猪目洞窟

【いのめどうくつ】

昭和23年(1948年)に漁港の改修工事をおこなった際に、堆積物を取り除いて発見されたのがこの猪目洞窟である。考古学的には弥生時代の人骨や交易に使われていた装飾品などが発掘され、文化財としても貴重なものである。だが、伝承の世界においてもこの洞窟は特筆されるべき存在なのである。

『出雲国風土記』によると、この洞窟は“磯より西の方に窟戸あり。高さ広さ各六尺許なり。窟の内に穴あり。人入ることを得ず。深き浅きを知らず。夢にこの磯の窟の辺りに至る者は必ず死ぬ。故、俗人、古より今に至るまで、黄泉の坂、黄泉の穴と号くるなり”と記されている。つまりこの世とあの世を結ぶ境界、 そして“死”を意味する場所なのである。

洞窟は、はっきり言って相当な大きさである。入り口は縦横30メートルとあるが、実際に当初の目的通り漁船や 漁具を置く場所になっている。しかしその奥は、子供がようやく入れるかどうかというほど狭く、そして漆黒の闇が支配している。まさに“死の世界への入り口”としての圧倒的な存在感である。(黄泉の国への入り口として「黄泉比良坂」があるが、この猪目洞窟の方が断然恐怖感がある)
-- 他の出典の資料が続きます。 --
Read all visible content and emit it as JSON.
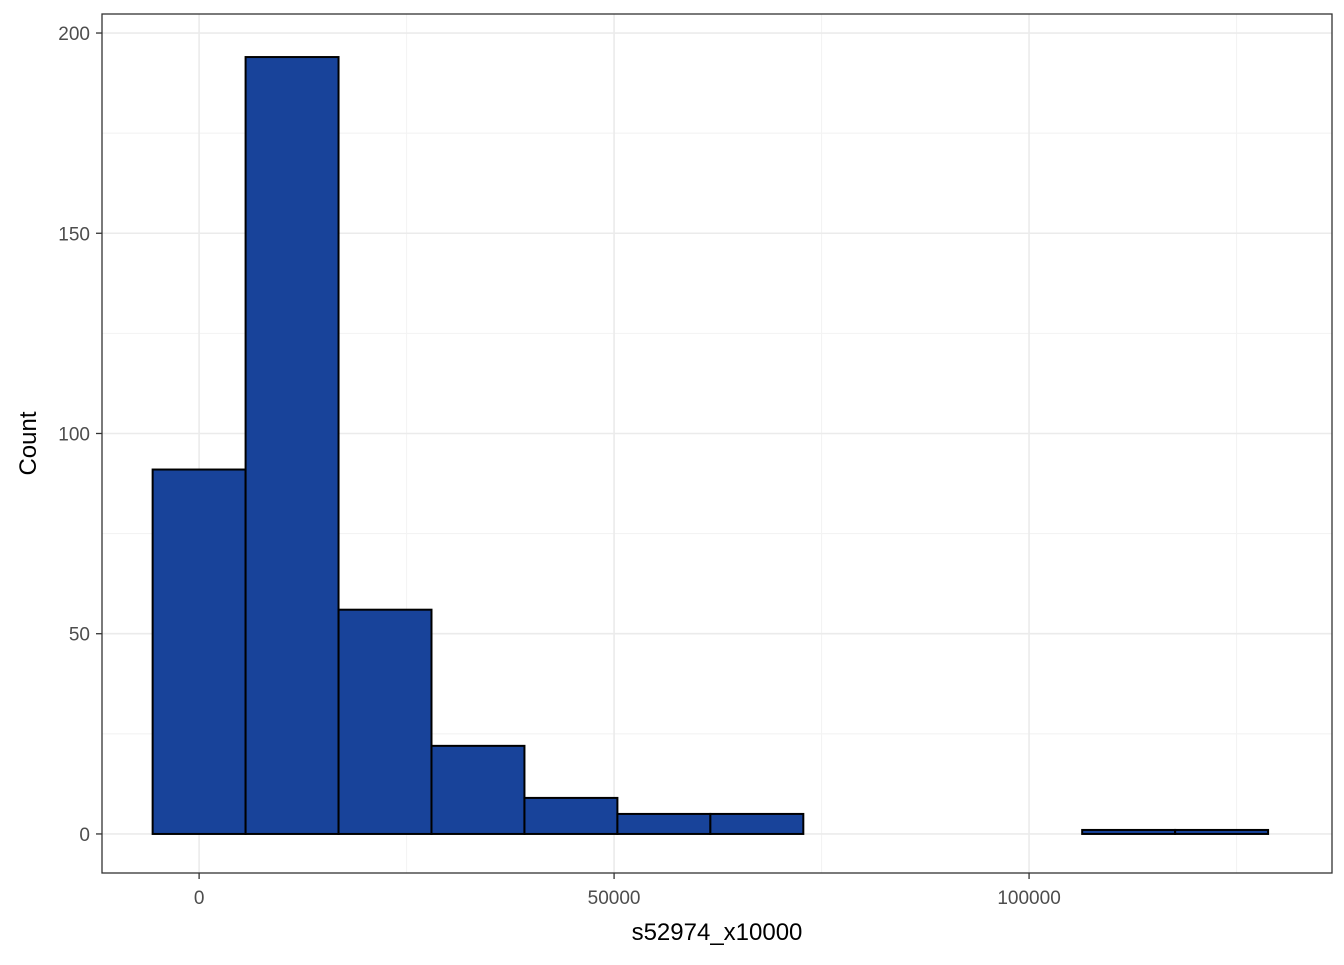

洞窟の奥は約50メートルの奥行きになっているらしい。だが、ある噂ではさらに奥へ入っていくことができ、とある場所へ出ることができるという。

<用語解説>
◆『出雲国風土記』
和銅6年(713年)に編纂の命があり、天平5年(733年)に完成。最も完全な形で後世に伝えられた風土記である。猪目洞窟については宇賀郷の項に記載されている。